Importantly, the current study adds to the literature on prior attempts at shortened forms of the SIMS. First, the findings address prior research showing modest classification accuracy for the SIMS-RS (Edens et al., 2020; Rogers et al., 2014). Given the SIMS-RS data in this sample, and the lack of overlap with items in the SIMS-NS, our findings do not support the use of SIMS-RS in neuropsychological settings. In contrast, Rogers and colleagues’ SIMS-SC scale showed better classification accuracy and was psychometrically comparable to the SIMS-NS. However, the SIMS-SC scale requires effort to score, as it involves comparing 13 pairs of items, and the additional time and effort may deter some clinicians seeking a quick screening measure. Finally, the SIMS-SF, proposed by Malcore et al. (2015), had comparable internal reliability and PV classification accuracy as the full SIMS and the SIMS-NS (see Table 5), and all were more reliable and accurate than the SIMS-RS and SIMS-SC scales. This congruence may be driven by the high item overlap, as 18 of the 19 items on the SIMS-NS are also on the SIMS-SF.

Users of the SIMS-NS scales should be aware of potential consequences of structural changes to the SIMS. The content of items for the SIMS ranges from appearing innocuous to implausible. It is important to remember that the item selection process in this study did not consider the content of items, only the scale to which it belonged and the correlations with other tests. In this way, we adopted a relatively pure empirical keying approach to item refinement.

The SIMS-NS scales cover a narrower range of symptoms than the standard SIMS and are therefore more tailored to cognitive evaluations, compared with broader clinical settings. Even though the total number of items was reduced from 75 to 19, one could argue that simply using the Neurological Injury and Amnestic Disorders scales of the standard SIMS would be sufficient for detecting negative response bias. This is largely true, although the SIMS-NS eliminates 11 of the worst-performing items in the standard subscales.

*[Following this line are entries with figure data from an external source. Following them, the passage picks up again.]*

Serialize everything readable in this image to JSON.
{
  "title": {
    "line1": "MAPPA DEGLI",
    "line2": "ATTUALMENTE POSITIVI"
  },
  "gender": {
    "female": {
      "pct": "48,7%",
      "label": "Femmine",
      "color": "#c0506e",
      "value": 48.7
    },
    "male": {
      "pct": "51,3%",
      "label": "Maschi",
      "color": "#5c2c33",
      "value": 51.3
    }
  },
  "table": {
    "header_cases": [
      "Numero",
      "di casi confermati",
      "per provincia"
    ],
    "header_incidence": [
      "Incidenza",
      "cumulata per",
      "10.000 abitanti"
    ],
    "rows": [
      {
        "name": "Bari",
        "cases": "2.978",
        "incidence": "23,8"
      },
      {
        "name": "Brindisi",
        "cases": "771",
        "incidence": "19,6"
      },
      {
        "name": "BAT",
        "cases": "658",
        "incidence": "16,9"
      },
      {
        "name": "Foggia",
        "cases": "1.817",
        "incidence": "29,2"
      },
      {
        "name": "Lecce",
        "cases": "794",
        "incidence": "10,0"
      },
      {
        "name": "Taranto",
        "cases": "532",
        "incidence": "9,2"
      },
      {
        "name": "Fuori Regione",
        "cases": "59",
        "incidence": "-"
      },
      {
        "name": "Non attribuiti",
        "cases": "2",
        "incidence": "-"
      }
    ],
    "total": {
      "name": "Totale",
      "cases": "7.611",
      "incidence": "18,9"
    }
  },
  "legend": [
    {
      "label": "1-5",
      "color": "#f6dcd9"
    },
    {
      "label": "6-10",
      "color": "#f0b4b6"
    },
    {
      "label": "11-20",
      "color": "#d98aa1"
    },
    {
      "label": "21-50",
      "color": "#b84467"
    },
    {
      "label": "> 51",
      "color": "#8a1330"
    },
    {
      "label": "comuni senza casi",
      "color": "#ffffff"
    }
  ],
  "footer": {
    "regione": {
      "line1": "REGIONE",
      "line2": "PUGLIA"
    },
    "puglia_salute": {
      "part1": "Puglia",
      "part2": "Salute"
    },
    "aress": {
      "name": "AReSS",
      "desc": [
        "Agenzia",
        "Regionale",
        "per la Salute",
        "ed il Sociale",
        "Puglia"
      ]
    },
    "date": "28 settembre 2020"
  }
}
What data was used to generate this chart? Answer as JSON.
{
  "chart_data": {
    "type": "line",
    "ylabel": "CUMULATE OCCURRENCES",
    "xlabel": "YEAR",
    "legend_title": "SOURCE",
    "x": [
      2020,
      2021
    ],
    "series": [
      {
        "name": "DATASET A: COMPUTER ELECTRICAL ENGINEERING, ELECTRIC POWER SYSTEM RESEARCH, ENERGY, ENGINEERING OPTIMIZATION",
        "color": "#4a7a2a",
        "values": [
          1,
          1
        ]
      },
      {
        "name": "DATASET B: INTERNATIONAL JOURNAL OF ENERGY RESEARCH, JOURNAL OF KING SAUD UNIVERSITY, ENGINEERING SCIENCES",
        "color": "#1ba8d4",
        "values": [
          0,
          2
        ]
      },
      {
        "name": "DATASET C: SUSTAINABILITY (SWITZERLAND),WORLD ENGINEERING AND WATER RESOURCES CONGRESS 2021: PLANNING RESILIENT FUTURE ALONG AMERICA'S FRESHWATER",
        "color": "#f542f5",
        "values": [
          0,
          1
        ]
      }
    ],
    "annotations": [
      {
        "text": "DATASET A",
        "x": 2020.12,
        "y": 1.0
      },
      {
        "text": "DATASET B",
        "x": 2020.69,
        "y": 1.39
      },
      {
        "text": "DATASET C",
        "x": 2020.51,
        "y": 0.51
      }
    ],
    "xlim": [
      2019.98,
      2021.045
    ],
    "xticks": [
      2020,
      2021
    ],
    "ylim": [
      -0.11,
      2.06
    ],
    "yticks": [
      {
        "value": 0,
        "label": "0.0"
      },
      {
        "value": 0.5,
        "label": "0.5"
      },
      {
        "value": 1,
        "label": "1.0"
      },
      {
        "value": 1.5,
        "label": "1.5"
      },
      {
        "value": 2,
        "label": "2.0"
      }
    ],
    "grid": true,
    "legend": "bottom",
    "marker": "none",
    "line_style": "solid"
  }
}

The standard SIMS subscales do not detract from the psychometrics of the SIMS-NS subscales, but neither do they add predictive value.

The shorter scales greatly reduce administration time and burden on examinees, but users should be aware that administering a shortened measure does not circumvent copyright law and that full forms should be purchased for each use, regardless of the length of the scale.

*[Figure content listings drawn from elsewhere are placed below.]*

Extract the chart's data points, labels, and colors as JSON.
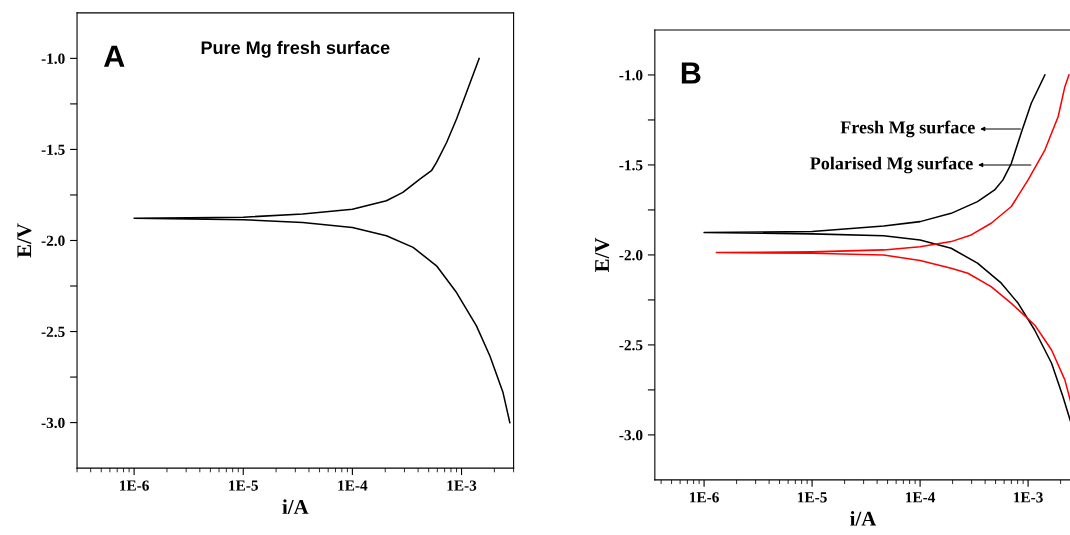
{
  "chart_data": [
    {
      "type": "line",
      "title": "A",
      "xlabel": "i/A",
      "ylabel": "E/V",
      "log": "x",
      "grid": false,
      "legend": false,
      "xlim": [
        3e-07,
        0.003
      ],
      "xticks": [
        {
          "value": 1e-06,
          "label": "1E-6"
        },
        {
          "value": 1e-05,
          "label": "1E-5"
        },
        {
          "value": 0.0001,
          "label": "1E-4"
        },
        {
          "value": 0.001,
          "label": "1E-3"
        }
      ],
      "ylim": [
        -3.25,
        -0.75
      ],
      "yticks": [
        {
          "value": -3.0,
          "label": "-3.0"
        },
        {
          "value": -2.75,
          "label": null
        },
        {
          "value": -2.5,
          "label": "-2.5"
        },
        {
          "value": -2.25,
          "label": null
        },
        {
          "value": -2.0,
          "label": "-2.0"
        },
        {
          "value": -1.75,
          "label": null
        },
        {
          "value": -1.5,
          "label": "-1.5"
        },
        {
          "value": -1.25,
          "label": null
        },
        {
          "value": -1.0,
          "label": "-1.0"
        }
      ],
      "annotations": [
        "Pure Mg fresh surface"
      ],
      "series": [
        {
          "color": "#000000",
          "x": [
            0.00145,
            0.00111,
            0.0009,
            0.00073,
            0.00059,
            0.00053,
            0.000415,
            0.00029,
            0.000205,
            0.0001,
            3.5e-05,
            1e-05,
            1e-06,
            1e-05,
            3.5e-05,
            0.0001,
            0.000205,
            0.00036,
            0.00059,
            0.0009,
            0.00137,
            0.00182,
            0.0024,
            0.00277
          ],
          "values": [
            -1.0,
            -1.187,
            -1.333,
            -1.462,
            -1.571,
            -1.617,
            -1.663,
            -1.736,
            -1.782,
            -1.828,
            -1.855,
            -1.872,
            -1.878,
            -1.886,
            -1.901,
            -1.929,
            -1.974,
            -2.038,
            -2.139,
            -2.286,
            -2.469,
            -2.634,
            -2.835,
            -3.0
          ]
        }
      ]
    },
    {
      "type": "line",
      "title": "B",
      "xlabel": "i/A",
      "ylabel": "E/V",
      "log": "x",
      "grid": false,
      "legend": false,
      "xlim": [
        3.5e-07,
        0.0025
      ],
      "xticks": [
        {
          "value": 1e-06,
          "label": "1E-6"
        },
        {
          "value": 1e-05,
          "label": "1E-5"
        },
        {
          "value": 0.0001,
          "label": "1E-4"
        },
        {
          "value": 0.001,
          "label": "1E-3"
        }
      ],
      "ylim": [
        -3.25,
        -0.75
      ],
      "yticks": [
        {
          "value": -3.0,
          "label": "-3.0"
        },
        {
          "value": -2.75,
          "label": null
        },
        {
          "value": -2.5,
          "label": "-2.5"
        },
        {
          "value": -2.25,
          "label": null
        },
        {
          "value": -2.0,
          "label": "-2.0"
        },
        {
          "value": -1.75,
          "label": null
        },
        {
          "value": -1.5,
          "label": "-1.5"
        },
        {
          "value": -1.25,
          "label": null
        },
        {
          "value": -1.0,
          "label": "-1.0"
        }
      ],
      "annotations": [
        "Fresh Mg surface",
        "Polarised Mg surface"
      ],
      "series": [
        {
          "color": "#000000",
          "x": [
            0.00143,
            0.00107,
            0.00087,
            0.0007,
            0.000585,
            0.00049,
            0.00034,
            0.000194,
            0.0001,
            4.6e-05,
            1e-05,
            1e-06,
            1e-05,
            4.6e-05,
            0.0001,
            0.000194,
            0.00034,
            0.000565,
            0.00081,
            0.00115,
            0.00165,
            0.0021,
            0.0025
          ],
          "values": [
            -1.0,
            -1.157,
            -1.315,
            -1.491,
            -1.583,
            -1.639,
            -1.704,
            -1.769,
            -1.815,
            -1.839,
            -1.87,
            -1.876,
            -1.883,
            -1.894,
            -1.917,
            -1.963,
            -2.046,
            -2.157,
            -2.269,
            -2.417,
            -2.602,
            -2.787,
            -2.935
          ]
        },
        {
          "color": "#ff0000",
          "x": [
            0.00239,
            0.00219,
            0.0019,
            0.00143,
            0.001,
            0.0007,
            0.000455,
            0.000297,
            0.000194,
            0.0001,
            4.6e-05,
            1e-05,
            1.3e-06,
            1e-05,
            4.6e-05,
            0.0001,
            0.000194,
            0.000277,
            0.000455,
            0.0007,
            0.00115,
            0.00165,
            0.00219,
            0.0025
          ],
          "values": [
            -1.0,
            -1.065,
            -1.231,
            -1.417,
            -1.583,
            -1.731,
            -1.824,
            -1.889,
            -1.926,
            -1.954,
            -1.972,
            -1.983,
            -1.987,
            -1.991,
            -2.0,
            -2.031,
            -2.074,
            -2.102,
            -2.176,
            -2.269,
            -2.389,
            -2.528,
            -2.694,
            -2.824
          ]
        }
      ]
    }
  ]
}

This study, and by extension the SIMS-NS, has several limitations. This sample was diagnostically heterogeneous, and confirmation of the validity of the SIMS-NS is needed across contexts with samples that are more homogeneous. Conversely, the sample was demographically homogeneous, and additional studies with greater ethnoracial and educational diversities are needed. Although this study found that the SIMS adequately detected performance validity failures, a more relevant test for the SIMS and its shorter iterations would be to assess its relationship with symptom validity scales. In this study, we were not able to test this question with the MMPI-2-RF, as the MMPI-2-RF was used to select the SIMS-NS items, and would therefore produce an inflated estimate of its relationship. This issue needs to be assessed in cross-validating research with an independent sample.

Each of the items on the refined scale is keyed in the true direction, which aids in rapid interpretation. Problematically, however, it can be argued that this scoring schema makes it easier for examinees who are exaggerating to surmise the direction of the “pathological” scores and provide responses accordingly. Overall, we observed that the 12 items that were reversed scored tended to have lower item-total correlations with the remainder of the test, potentially indicating that although attractive in principle, reverse-scoring in this context simply muddies the waters. Given the possible impact of the short form on the instrument’s face validity, it will be important for future validation studies to examine this new measure in lieu of the full SIMS.

In conclusion, the SIMS-NS has comparable reliability and validity as the full SIMS, albeit with 56 fewer items and a focus on neuropsychological symptomatology. The 8-item Amnestic Disorders scale (AM-8) offers an even shorter alternative, without substantially sacrificing psychometric precision.